A core tenant of Appian Private AI is that your data is your data. Customer data (prompts, inputs and responses) is never used to train or improve any AI models. This is a contractual guarantee.

Auditing and Logging

All API logs (e.g., the fact that an AI skill was called at a certain time) are captured and retained exclusively in the Canadian source region. The content of the prompt/input/response is never logged or retained in the US processing region. This provides a complete, in-Canada audit trail for compliance.

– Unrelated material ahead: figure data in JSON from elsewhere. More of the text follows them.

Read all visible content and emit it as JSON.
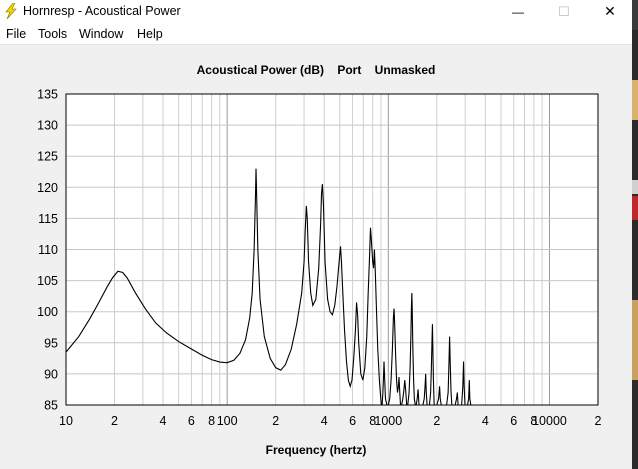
{
  "window": {
    "title": "Hornresp - Acoustical Power",
    "icon": "lightning-bolt-icon",
    "controls": {
      "minimize": "—",
      "maximize": "☐",
      "close": "✕"
    }
  },
  "menu": [
    "File",
    "Tools",
    "Window",
    "Help"
  ],
  "chart_data": {
    "type": "line",
    "title": "Acoustical Power (dB)    Port    Unmasked",
    "xlabel": "Frequency (hertz)",
    "ylabel": "",
    "x_scale": "log",
    "xlim": [
      10,
      20000
    ],
    "ylim": [
      85,
      135
    ],
    "grid": true,
    "y_ticks": [
      85,
      90,
      95,
      100,
      105,
      110,
      115,
      120,
      125,
      130,
      135
    ],
    "x_tick_labels": [
      {
        "value": 10,
        "label": "10"
      },
      {
        "value": 20,
        "label": "2"
      },
      {
        "value": 40,
        "label": "4"
      },
      {
        "value": 60,
        "label": "6"
      },
      {
        "value": 80,
        "label": "8"
      },
      {
        "value": 100,
        "label": "100"
      },
      {
        "value": 200,
        "label": "2"
      },
      {
        "value": 400,
        "label": "4"
      },
      {
        "value": 600,
        "label": "6"
      },
      {
        "value": 800,
        "label": "8"
      },
      {
        "value": 1000,
        "label": "1000"
      },
      {
        "value": 2000,
        "label": "2"
      },
      {
        "value": 4000,
        "label": "4"
      },
      {
        "value": 6000,
        "label": "6"
      },
      {
        "value": 8000,
        "label": "8"
      },
      {
        "value": 10000,
        "label": "10000"
      },
      {
        "value": 20000,
        "label": "2"
      }
    ],
    "series": [
      {
        "color": "#000000",
        "points": [
          [
            10,
            93.5
          ],
          [
            12,
            96
          ],
          [
            14,
            98.8
          ],
          [
            16,
            101.5
          ],
          [
            18,
            104
          ],
          [
            19.5,
            105.5
          ],
          [
            21,
            106.5
          ],
          [
            22.5,
            106.3
          ],
          [
            24,
            105.4
          ],
          [
            27,
            103
          ],
          [
            31,
            100.5
          ],
          [
            36,
            98.2
          ],
          [
            42,
            96.6
          ],
          [
            50,
            95.2
          ],
          [
            60,
            94
          ],
          [
            70,
            93
          ],
          [
            80,
            92.3
          ],
          [
            90,
            91.9
          ],
          [
            100,
            91.8
          ],
          [
            110,
            92.2
          ],
          [
            120,
            93.3
          ],
          [
            130,
            95.5
          ],
          [
            138,
            99
          ],
          [
            143,
            103
          ],
          [
            147,
            110
          ],
          [
            150,
            119
          ],
          [
            151,
            123
          ],
          [
            152,
            120
          ],
          [
            155,
            110
          ],
          [
            160,
            102
          ],
          [
            170,
            96
          ],
          [
            185,
            92.5
          ],
          [
            200,
            91
          ],
          [
            215,
            90.6
          ],
          [
            230,
            91.5
          ],
          [
            250,
            94
          ],
          [
            270,
            98
          ],
          [
            290,
            103
          ],
          [
            300,
            108
          ],
          [
            305,
            113
          ],
          [
            310,
            117
          ],
          [
            314,
            115
          ],
          [
            320,
            108
          ],
          [
            330,
            103
          ],
          [
            340,
            101
          ],
          [
            355,
            102
          ],
          [
            370,
            107
          ],
          [
            380,
            114
          ],
          [
            385,
            119
          ],
          [
            390,
            120.5
          ],
          [
            396,
            117
          ],
          [
            405,
            108
          ],
          [
            420,
            102
          ],
          [
            435,
            100
          ],
          [
            450,
            99.5
          ],
          [
            465,
            101
          ],
          [
            480,
            104
          ],
          [
            495,
            108
          ],
          [
            505,
            110.5
          ],
          [
            512,
            108
          ],
          [
            522,
            103
          ],
          [
            535,
            97
          ],
          [
            550,
            92
          ],
          [
            565,
            89
          ],
          [
            580,
            88
          ],
          [
            595,
            89
          ],
          [
            610,
            92.5
          ],
          [
            625,
            97
          ],
          [
            635,
            101.5
          ],
          [
            645,
            99.5
          ],
          [
            655,
            95
          ],
          [
            675,
            90
          ],
          [
            695,
            89
          ],
          [
            715,
            91
          ],
          [
            735,
            96
          ],
          [
            750,
            103
          ],
          [
            765,
            109
          ],
          [
            775,
            113.5
          ],
          [
            785,
            111.5
          ],
          [
            800,
            108
          ],
          [
            810,
            107
          ],
          [
            820,
            110
          ],
          [
            830,
            106.5
          ],
          [
            845,
            100
          ],
          [
            860,
            94
          ],
          [
            880,
            89
          ],
          [
            895,
            86.5
          ],
          [
            905,
            85
          ],
          [
            915,
            85
          ],
          [
            925,
            87
          ],
          [
            935,
            90
          ],
          [
            940,
            92
          ],
          [
            950,
            89
          ],
          [
            960,
            86
          ],
          [
            980,
            85
          ],
          [
            1000,
            85
          ],
          [
            1020,
            86
          ],
          [
            1040,
            89
          ],
          [
            1060,
            94
          ],
          [
            1075,
            99
          ],
          [
            1085,
            100.5
          ],
          [
            1095,
            98
          ],
          [
            1110,
            93
          ],
          [
            1125,
            89
          ],
          [
            1140,
            87
          ],
          [
            1155,
            88
          ],
          [
            1165,
            89.5
          ],
          [
            1175,
            87.5
          ],
          [
            1190,
            85
          ],
          [
            1210,
            85
          ],
          [
            1230,
            86
          ],
          [
            1250,
            87.5
          ],
          [
            1265,
            89
          ],
          [
            1280,
            87.5
          ],
          [
            1300,
            85
          ],
          [
            1320,
            85
          ],
          [
            1345,
            87
          ],
          [
            1365,
            91
          ],
          [
            1380,
            96
          ],
          [
            1392,
            101
          ],
          [
            1400,
            103
          ],
          [
            1408,
            100
          ],
          [
            1420,
            94
          ],
          [
            1435,
            89
          ],
          [
            1450,
            86
          ],
          [
            1470,
            85
          ],
          [
            1490,
            85
          ],
          [
            1510,
            86
          ],
          [
            1530,
            87.5
          ],
          [
            1550,
            85
          ],
          [
            1580,
            85
          ],
          [
            1640,
            85
          ],
          [
            1670,
            86
          ],
          [
            1690,
            88
          ],
          [
            1705,
            90
          ],
          [
            1720,
            87
          ],
          [
            1740,
            85
          ],
          [
            1800,
            85
          ],
          [
            1830,
            87
          ],
          [
            1850,
            91
          ],
          [
            1865,
            95
          ],
          [
            1878,
            98
          ],
          [
            1890,
            94
          ],
          [
            1905,
            89
          ],
          [
            1925,
            85
          ],
          [
            1950,
            85
          ],
          [
            2000,
            85
          ],
          [
            2050,
            86
          ],
          [
            2080,
            88
          ],
          [
            2100,
            86
          ],
          [
            2130,
            85
          ],
          [
            2200,
            85
          ],
          [
            2300,
            85
          ],
          [
            2350,
            87
          ],
          [
            2380,
            92
          ],
          [
            2400,
            96
          ],
          [
            2420,
            92
          ],
          [
            2450,
            87
          ],
          [
            2480,
            85
          ],
          [
            2600,
            85
          ],
          [
            2650,
            86
          ],
          [
            2680,
            87
          ],
          [
            2710,
            85
          ],
          [
            2850,
            85
          ],
          [
            2900,
            88
          ],
          [
            2930,
            92
          ],
          [
            2955,
            88
          ],
          [
            2990,
            85
          ],
          [
            3100,
            85
          ],
          [
            3150,
            86
          ],
          [
            3180,
            89
          ],
          [
            3205,
            86
          ],
          [
            3250,
            85
          ]
        ]
      }
    ]
  }
}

How to Enable this in Appian?

To leverage the cross-region inference architecture described above, System Administrators must explicitly configure the AI settings in the Appian Administration Console. This configuration authorizes the platform to route inference requests to the US region for the selected models.

Prerequisites

  • Role: You must be a System Administrator to modify these settings.
  • Environment: Access to the Administration Console.

Configuration Steps

  1. Open the Appian Administration Console.
  2. Navigate to the AI Services page (listed in the left-hand menu).
  3. Select the Appian tab.
  4. Locate the desired model in the list (e.g., Claude Sonnet 4.5 or Claude Haiku 4.5).
  5. In the Inference Profile dropdown for that model, select the US inference profile.
    • This will reflect the list of possible destination regions where the inference will take place.
    • By selecting a US profile, you are enabling the cross-region data transit described in Section 3.
  6. Click Save Changes.

Verification Once saved, the model becomes immediately available for use in AI Skills, the AI Copilot, and other generative AI capabilities. You can verify the configuration by testing a prompt in an AI Skill design object; the response will now be generated via the designated US inference endpoint.